An einen begründeten Anlass sind geringere Anforderungen zu stellen als an einen wichtigen Grund. Das sagt schon das Gesetz ausdrücklich. Es kommt somit in keiner Weise auf ein Verschulden des Unternehmers an. Damit kann sogar ein vertragsgemäßes Verhalten des Unternehmers dem Handelsvertreter einen begründeten Anlass zur Kündigung des Vertragsverhältnisses geben, ohne dass dadurch der Ausgleichsanspruch des Handelsvertreters gefährdet würde. Nach der (vergleichbaren) deutschen Rechtsprechung kann unter anderem in folgenden Einzelfällen ein begründeter Anlass zur Eigenkündigung des Handelsvertreters vorliegen: Verkürzung der Provisionschancen, verspätete Zahlung der Provision, Erschwerung der Tätigkeit und Beeinträchtigung der wirtschaftlichen Grundlage des Handelsvertreters. Die Umstände, die Anlass für die Kündigung geben, müssen dem Unternehmer zuzurechnen sein. Zurechenbar bedeutet aber nicht, dass sie der Unternehmer verschuldet haben muss. Die Zurechenbarkeit soll nur zum Ausdruck bringen, dass nicht auch Umstände, die außerhalb des Einflussbereichs des Unternehmers liegen, wie etwa höhere Gewalt, den Handelsvertreter zu einer ausgleichswahrenden Kündigung berechtigen. Zuzurechnen sind daher alle in die Unternehmersphäre fallenden Umstände. Es muss sich dabei aber grundsätzlich um ein Verhalten des Unternehmers im weitesten Sinn - dh Tun oder Unterlassen - handeln. Dieses Verhalten muss weiters den Handelsvertreter in eine für ihn nicht haltbare Lage bringen, sodass ihm die Fortsetzung des Vertragsverhältnisses über den nächsten ordentlichen Kündigungstermin hinaus nicht mehr zugemutet werden kann. Erforderlich, aber auch ausreichend ist sohin, dass durch das Verhalten des Unternehmers bzw durch die dem Unternehmer zurechenbaren Umstände eine für den Handelsvertreter nach Treu und Glauben nicht mehr hinnehmbare Situation geschaffen wird, die ihm die Fortsetzung des Vertrags unzumutbar macht.
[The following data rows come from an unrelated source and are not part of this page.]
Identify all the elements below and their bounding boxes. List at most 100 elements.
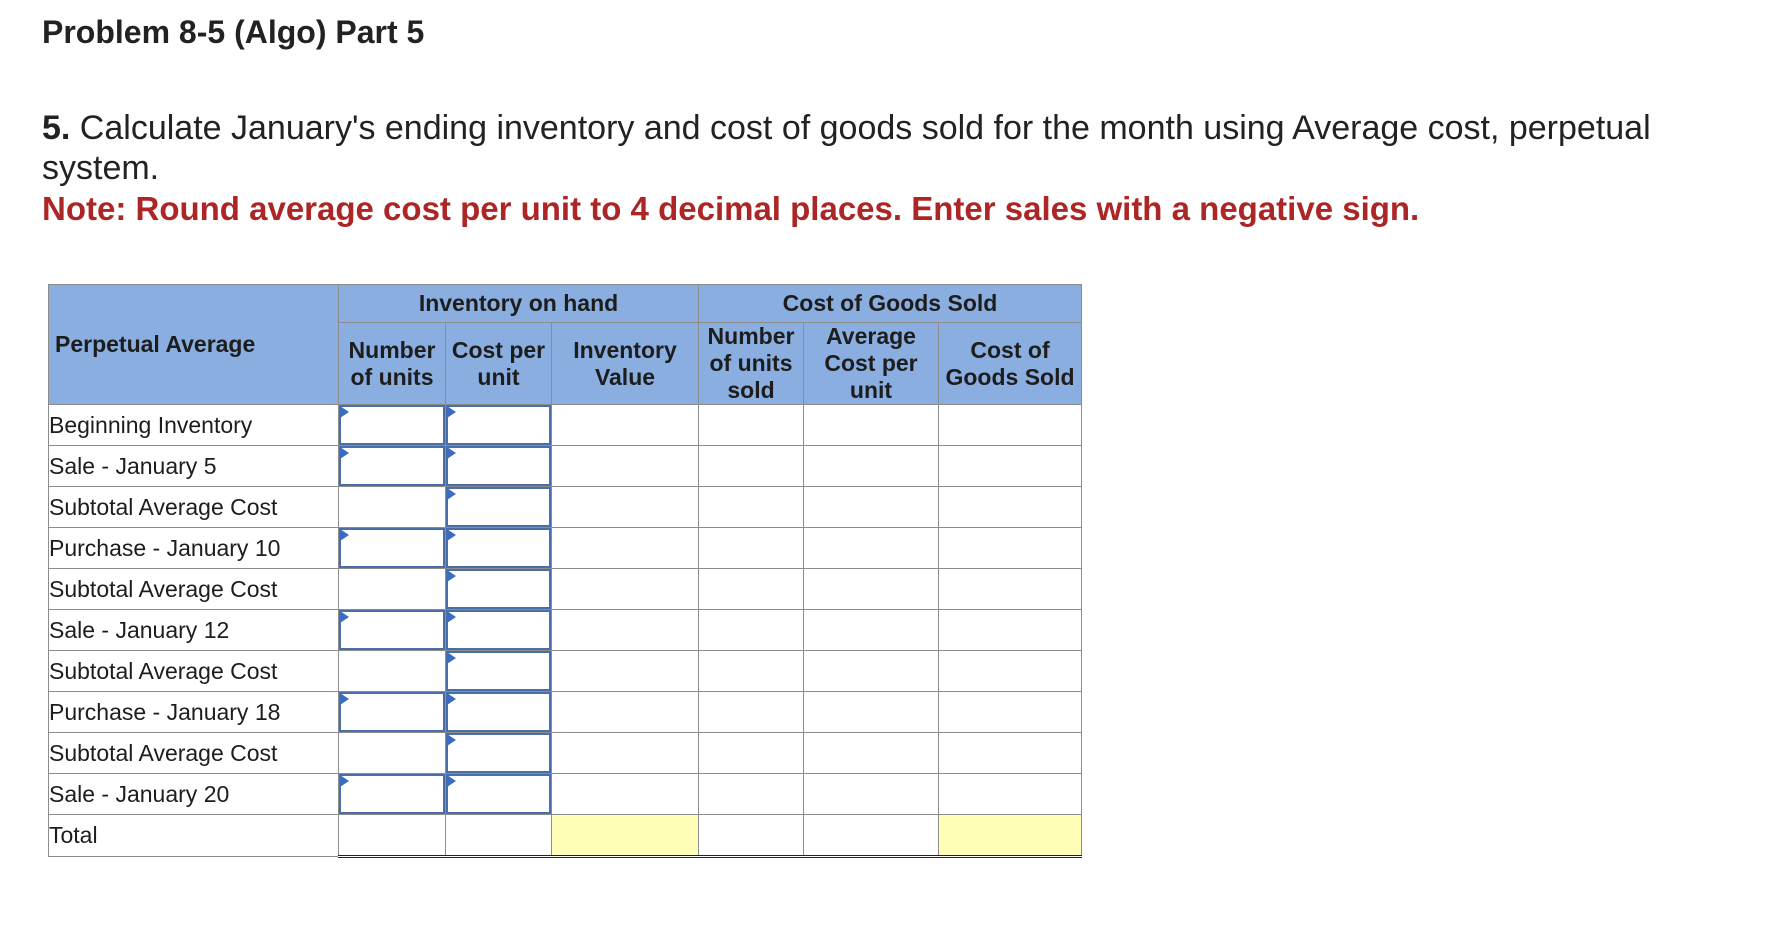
cost-per-unit-input[interactable] — [446, 528, 551, 568]
table-row: Subtotal Average Cost — [48, 732, 1082, 774]
units-sold-cell — [698, 609, 804, 651]
number-of-units-cell[interactable] — [338, 445, 446, 487]
header-inventory-on-hand: Inventory on hand — [338, 284, 699, 323]
average-cost-per-unit-cell — [803, 609, 939, 651]
row-label: Subtotal Average Cost — [48, 568, 339, 610]
table-row: Total — [48, 814, 1082, 858]
average-cost-per-unit-cell — [803, 691, 939, 733]
average-cost-per-unit-cell — [803, 527, 939, 569]
table-row: Beginning Inventory — [48, 404, 1082, 446]
cost-per-unit-cell[interactable] — [445, 404, 552, 446]
cost-per-unit-input[interactable] — [446, 651, 551, 691]
average-cost-per-unit-cell — [803, 568, 939, 610]
cost-per-unit-input[interactable] — [446, 487, 551, 527]
number-of-units-cell — [338, 486, 446, 528]
inventory-value-cell — [551, 445, 699, 487]
average-cost-per-unit-cell — [803, 445, 939, 487]
cost-per-unit-cell[interactable] — [445, 691, 552, 733]
number-of-units-cell — [338, 814, 446, 858]
inventory-value-cell — [551, 814, 699, 858]
cost-of-goods-sold-cell — [938, 527, 1082, 569]
cost-of-goods-sold-cell — [938, 650, 1082, 692]
cost-of-goods-sold-cell — [938, 609, 1082, 651]
number-of-units-cell — [338, 732, 446, 774]
inventory-value-cell — [551, 404, 699, 446]
cost-per-unit-input[interactable] — [446, 774, 551, 814]
units-sold-cell — [698, 527, 804, 569]
cost-per-unit-input[interactable] — [446, 446, 551, 486]
number-of-units-input[interactable] — [339, 692, 445, 732]
number-of-units-cell[interactable] — [338, 691, 446, 733]
cost-per-unit-input[interactable] — [446, 610, 551, 650]
number-of-units-cell[interactable] — [338, 773, 446, 815]
cost-per-unit-cell[interactable] — [445, 445, 552, 487]
cost-per-unit-cell[interactable] — [445, 773, 552, 815]
number-of-units-input[interactable] — [339, 528, 445, 568]
page-title: Problem 8-5 (Algo) Part 5 — [42, 14, 425, 50]
number-of-units-input[interactable] — [339, 446, 445, 486]
number-of-units-cell[interactable] — [338, 527, 446, 569]
table-row: Sale - January 20 — [48, 773, 1082, 815]
number-of-units-input[interactable] — [339, 774, 445, 814]
row-label: Subtotal Average Cost — [48, 486, 339, 528]
number-of-units-cell — [338, 650, 446, 692]
cost-per-unit-input[interactable] — [446, 569, 551, 609]
table-row: Sale - January 5 — [48, 445, 1082, 487]
number-of-units-input[interactable] — [339, 405, 445, 445]
question-body: Calculate January's ending inventory and… — [42, 109, 1651, 187]
table-row: Purchase - January 18 — [48, 691, 1082, 733]
number-of-units-cell[interactable] — [338, 609, 446, 651]
header-inventory-value: Inventory Value — [551, 322, 699, 405]
cost-of-goods-sold-cell — [938, 773, 1082, 815]
row-label: Sale - January 20 — [48, 773, 339, 815]
average-cost-per-unit-cell — [803, 486, 939, 528]
header-cost-of-goods-sold: Cost of Goods Sold — [698, 284, 1082, 323]
cost-of-goods-sold-cell — [938, 732, 1082, 774]
cost-of-goods-sold-cell — [938, 814, 1082, 858]
cost-per-unit-cell[interactable] — [445, 486, 552, 528]
average-cost-per-unit-cell — [803, 814, 939, 858]
cost-per-unit-input[interactable] — [446, 733, 551, 773]
cost-per-unit-cell[interactable] — [445, 568, 552, 610]
header-cost-per-unit: Cost per unit — [445, 322, 552, 405]
row-label: Subtotal Average Cost — [48, 650, 339, 692]
table-row: Subtotal Average Cost — [48, 568, 1082, 610]
units-sold-cell — [698, 568, 804, 610]
cost-of-goods-sold-cell — [938, 568, 1082, 610]
inventory-value-cell — [551, 691, 699, 733]
table-row: Purchase - January 10 — [48, 527, 1082, 569]
cost-per-unit-cell[interactable] — [445, 527, 552, 569]
inventory-value-cell — [551, 568, 699, 610]
units-sold-cell — [698, 814, 804, 858]
average-cost-per-unit-cell — [803, 404, 939, 446]
cost-per-unit-input[interactable] — [446, 692, 551, 732]
cost-per-unit-input[interactable] — [446, 405, 551, 445]
inventory-value-cell — [551, 527, 699, 569]
table-row: Sale - January 12 — [48, 609, 1082, 651]
table-row: Subtotal Average Cost — [48, 650, 1082, 692]
cost-per-unit-cell — [445, 814, 552, 858]
units-sold-cell — [698, 773, 804, 815]
number-of-units-cell — [338, 568, 446, 610]
row-label: Sale - January 12 — [48, 609, 339, 651]
inventory-value-cell — [551, 650, 699, 692]
units-sold-cell — [698, 404, 804, 446]
row-label: Total — [48, 814, 339, 857]
number-of-units-input[interactable] — [339, 610, 445, 650]
cost-of-goods-sold-cell — [938, 404, 1082, 446]
instruction-note: Note: Round average cost per unit to 4 d… — [42, 190, 1420, 227]
cost-per-unit-cell[interactable] — [445, 609, 552, 651]
units-sold-cell — [698, 650, 804, 692]
units-sold-cell — [698, 732, 804, 774]
header-number-of-units: Number of units — [338, 322, 446, 405]
cost-per-unit-cell[interactable] — [445, 732, 552, 774]
inventory-value-cell — [551, 732, 699, 774]
header-perpetual-average: Perpetual Average — [48, 284, 339, 405]
average-cost-per-unit-cell — [803, 732, 939, 774]
row-label: Sale - January 5 — [48, 445, 339, 487]
row-label: Beginning Inventory — [48, 404, 339, 446]
cost-of-goods-sold-cell — [938, 486, 1082, 528]
cost-per-unit-cell[interactable] — [445, 650, 552, 692]
units-sold-cell — [698, 691, 804, 733]
number-of-units-cell[interactable] — [338, 404, 446, 446]
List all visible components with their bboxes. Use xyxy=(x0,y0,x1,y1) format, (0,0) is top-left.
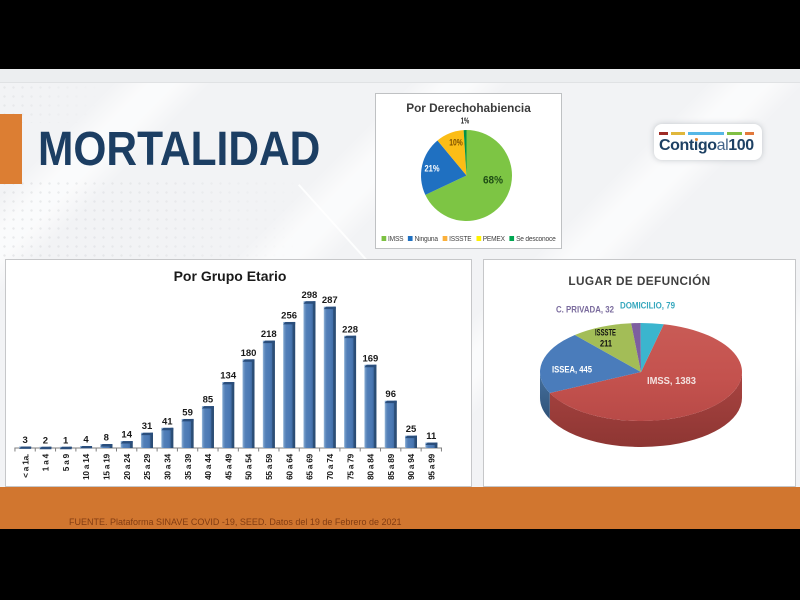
svg-text:298: 298 xyxy=(301,290,317,301)
svg-text:50 a 54: 50 a 54 xyxy=(245,453,254,480)
svg-text:40 a 44: 40 a 44 xyxy=(204,453,213,480)
svg-text:3: 3 xyxy=(22,435,27,446)
svg-text:31: 31 xyxy=(142,421,153,432)
svg-text:70 a 74: 70 a 74 xyxy=(326,453,335,480)
svg-text:21%: 21% xyxy=(425,164,440,175)
svg-text:75 a 79: 75 a 79 xyxy=(346,453,355,480)
svg-text:10 a 14: 10 a 14 xyxy=(82,453,91,480)
svg-text:DOMICILIO, 79: DOMICILIO, 79 xyxy=(620,301,675,311)
svg-text:< a 1a.: < a 1a. xyxy=(21,454,30,478)
svg-text:ISSEA, 445: ISSEA, 445 xyxy=(552,365,592,375)
svg-text:55 a 59: 55 a 59 xyxy=(265,453,274,480)
svg-text:1 a 4: 1 a 4 xyxy=(42,453,51,471)
svg-text:134: 134 xyxy=(220,371,237,382)
svg-text:14: 14 xyxy=(121,430,132,441)
svg-text:10%: 10% xyxy=(449,138,463,149)
svg-text:25 a 29: 25 a 29 xyxy=(143,453,152,480)
svg-text:C. PRIVADA, 32: C. PRIVADA, 32 xyxy=(556,305,614,315)
svg-text:218: 218 xyxy=(261,329,277,340)
svg-text:169: 169 xyxy=(362,353,378,364)
svg-text:1: 1 xyxy=(63,435,69,446)
svg-text:IMSS, 1383: IMSS, 1383 xyxy=(647,376,696,387)
svg-text:85 a 89: 85 a 89 xyxy=(387,453,396,480)
svg-text:2: 2 xyxy=(43,435,48,446)
svg-text:20 a 24: 20 a 24 xyxy=(123,453,132,480)
svg-text:1%: 1% xyxy=(461,117,470,126)
svg-text:11: 11 xyxy=(426,431,437,442)
svg-text:45 a 49: 45 a 49 xyxy=(224,453,233,480)
svg-text:5 a 9: 5 a 9 xyxy=(62,453,71,471)
svg-text:59: 59 xyxy=(182,408,193,419)
svg-text:35 a 39: 35 a 39 xyxy=(184,453,193,480)
svg-text:96: 96 xyxy=(385,389,396,400)
svg-text:8: 8 xyxy=(104,433,109,444)
svg-text:4: 4 xyxy=(83,435,89,446)
svg-text:25: 25 xyxy=(406,424,417,435)
svg-text:ISSSTE: ISSSTE xyxy=(595,328,616,338)
svg-text:211: 211 xyxy=(600,339,612,349)
svg-text:85: 85 xyxy=(203,395,214,406)
svg-text:90 a 94: 90 a 94 xyxy=(407,453,416,480)
svg-text:15 a 19: 15 a 19 xyxy=(103,453,112,480)
svg-text:68%: 68% xyxy=(483,175,503,187)
svg-text:256: 256 xyxy=(281,311,297,322)
svg-text:80 a 84: 80 a 84 xyxy=(367,453,376,480)
svg-text:180: 180 xyxy=(241,348,257,359)
svg-text:65 a 69: 65 a 69 xyxy=(306,453,315,480)
svg-text:95 a 99: 95 a 99 xyxy=(428,453,437,480)
svg-text:60 a 64: 60 a 64 xyxy=(285,453,294,480)
svg-text:30 a 34: 30 a 34 xyxy=(164,453,173,480)
svg-text:228: 228 xyxy=(342,324,358,335)
svg-text:41: 41 xyxy=(162,416,173,427)
svg-text:287: 287 xyxy=(322,295,338,306)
Im konkreten Fall wurde der Kläger durch die Entscheidung der Beklagten hinsichtlich der Umrüstung auf eine Bedienungsstation vor die Situation gestellt, eine - durchaus absehbare und nicht unwahrscheinliche - Verschlechterung seiner wirtschaftlichen Lage hinnehmen zu müssen. Der Umstand der - durch die Erhöhung der Pacht bedingten - zu befürchtenden Verringerung seines Gewinns brachte ihn im konkreten Fall in eine Lage, wonach ihm die Fortsetzung des Vertragsverhältnisses über den nächsten ordentlichen Kündigungstermin hinaus nicht mehr zumutbar war.

Die Vertragskündigung durch den Kläger erfolgte daher „ausgleichswahrend" im Sinn von § 24 Abs 3 Z 1 HVertrG. Der vom Kläger geltend gemachte Ausgleichsanspruch besteht dem Grunde nach zu Recht.